Proteostasis is the cyclical protein quality control system of biological organisms. The cycle begins with protein synthesis, followed by specific regulated function within the cell and tissues, and then degradation unto the cycle repeating. Degradation allows for obsolete proteins (e.g. no longer used, damaged, or misfolded proteins) to be broken down into reusable amino acid and polypeptide subunits. This degradation process occurs through two main systems: 1. The ubiquitin-proteasome system; and 2. Lysosomes that utilize autophagy. One of the types of autophagy that the cell uses is called chaperone-mediated autophagy.
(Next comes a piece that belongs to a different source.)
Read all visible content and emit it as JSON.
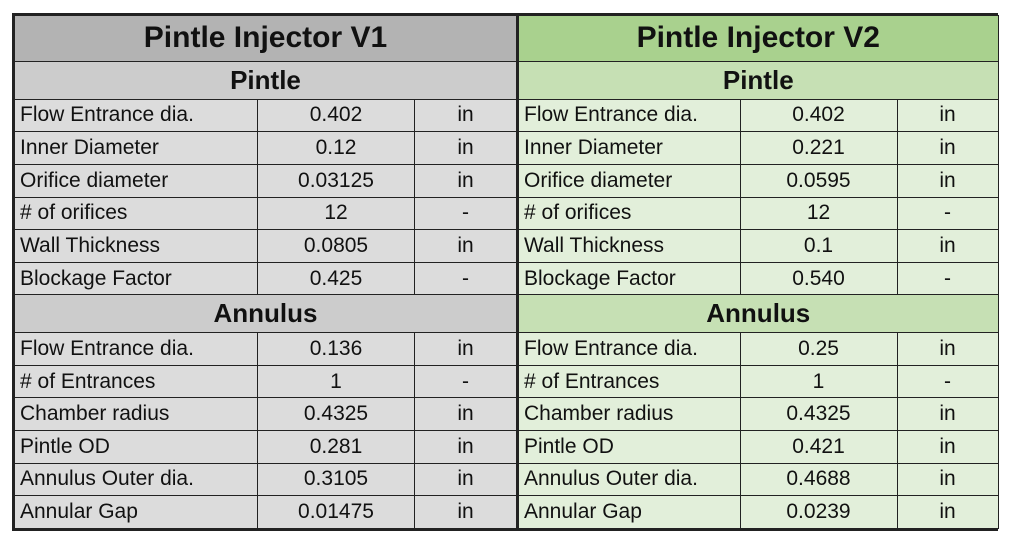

The purpose of this study was to examine the effects of manipulating chaperone-mediated autophagy on stress-induced nuclear granules (SINGs) within the nuclei of the oocytes of Caenorhabditis elegans. Stress-Induced Nuclear Granules (SINGs) form within the nuclei of oocytes of C. elegans as a result of the accumulation of misfolded proteins in a suspected area of protein quality control. Ribonucleic acid interference (RNAi) was used to separately knock down the activity of two genes, lmp-1 and lmp-2 of lysosomes, which code for the receptor proteins LMP-1 and LMP-2 respectively in C. elegans (LAMP-1 and LAMP-2 in mammals and Homo sapiens ). These proteins are responsible for binding to the chaperone-substrate misfolded protein complex and translocating it across the lysosomal membrane for subsequent degradation. With the translational activity reduced of either the lmp-1 gene or the lmp-2 gene, the process of lysosomal chaperone-mediated autophagy was potentially halted, thus causing a buildup of misfolded proteins in the cytosol. An increase of SING formation was then observed during salt stress conditions in the RNAi knockdown stressed models compared to the control models. Two possibilities for this increase include: 1. Cytosolic misfolded proteins are potentially included in SING formation; or 2. An increase in cytosolic misfolded proteins potentially triggers a chaperone sink in the cytosol, which partially hinders normal chaperone function in the nucleus.